Pese a los esfuerzos de mi madre – todas las noches me encontraba con algún libro en la mesilla de mi cuarto-, nunca hasta ahora me desperté convertido en un mostruoso insecto ni salí a la calle para derribar molinos ni para buscar tesoros ni cazar ballenas lechosas. Supongo que lo mío ha sido la acción. Entonces pensaba que el futuro era como uno de esos libros que no leo. Me imaginaba en unos años, instalado en esa vida llena de días iguales pero sin color, y me entraba una pereza de elefante encerrado, ya saben. Yo lo que he querido ser siempre es cazador y no presa, ser como un leopardo, un felino de documental y llevarme a todas las gacelas por delante.
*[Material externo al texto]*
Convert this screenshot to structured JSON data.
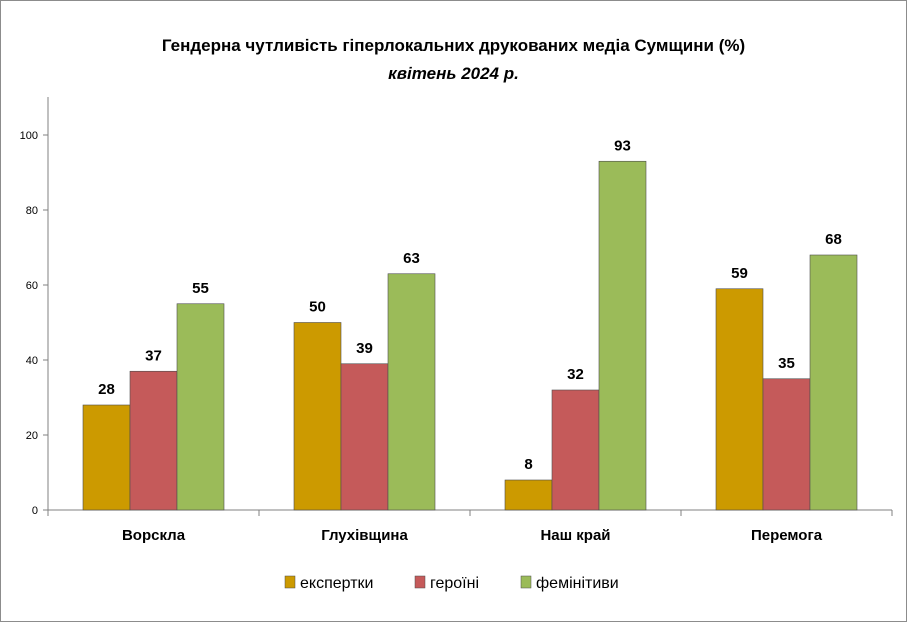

Mi madre llevaba una cosa relacionada con la cultura, los festivales de música clásica o así y otros eventos que se me escapan, porque nunca pongo atención más allá de la play, Marta Serrano – tremenda en sus dieciséis años- y este libro que no entiendo, que una tarde de poco curro en el tanatorio encontré olvidado en la mesa de una de las salas. Le pregunté a la chica si era suyo. No, lo suyo, el muerto, era un pariente lejano, me diría luego, y me estuvo observando detenidamente, como analizándome. Recuerdo que negó con el dedo y, sin venir a cuento, me soltó una parrafada sobre el autor, un tío feo y bajito, francés, filósofo, que seguramente me sonaba. Pues claro, Sartre, el filósofo, le contesté, en clase se habla mucho de él este trimestre, aunque yo soy más de ciencias. Sonrió. El caso es que siempre me gustaron las chicas que parecen intelectuales, detrás de sus gafas grandes y su aire despistado. No sé cómo pero nos dimos el móvil y, desde entonces, en los ratos libres del curro empecé a copiar en una libretita palabras y frases como fenomenología, el ser y el estar, el infierno son los otros, en fin, algo que compartir con Marta, que venía verme algunas tardes y me acompañaba muy seria en mis ocupaciones. Porque esto de los muertos tiene su secreto: andar como en susurro, mostrarse como si fuera uno primo hermano del presente, apenas sonreir, inclinar levemente la cabeza, sin el aspaviento de un japonés, claro, pero un poco oriental sí es esto del último adiós. Desde entonces, pensaba mucho, y leía el puto libro, para gustar a Marta, aunque ella se reía a carcajadas cuando le soltaba alguna frase aprendida. En fin, que siempre estaba dándole a eso de la existencia, incluso cuando empujaba el carrito al crematorio, y entregaba la urna consanguínea, que hasta me aprendí los grados y todo eso, por si luego conseguía el curro de las pólizas. Ponte, pila, decía mi madre, el negocio de los muertos es el más seguro, y tú tienes presencia, si pareces un Robert Mitchum con ese traje, hijito, ay, qué buen alcalde si me dejaras hacer.

Entonces pensaba que mientras llegara ese terrible momento – el de ser presa de oficina, como mi padre- debía entretener las horas entre Sartre y los ojos claros de Marta, aunque no entiendo por qué de repente parecen haber subido el volumen de los llantos y me siento como transportado, y todo después de ese momento, de cruzar la calle con el libro en la mano y de no recordar nada más. Pero tengo que retener esta última frase para presumir ante Marta: Todo ha sido descubierto, excepto cómo vivir.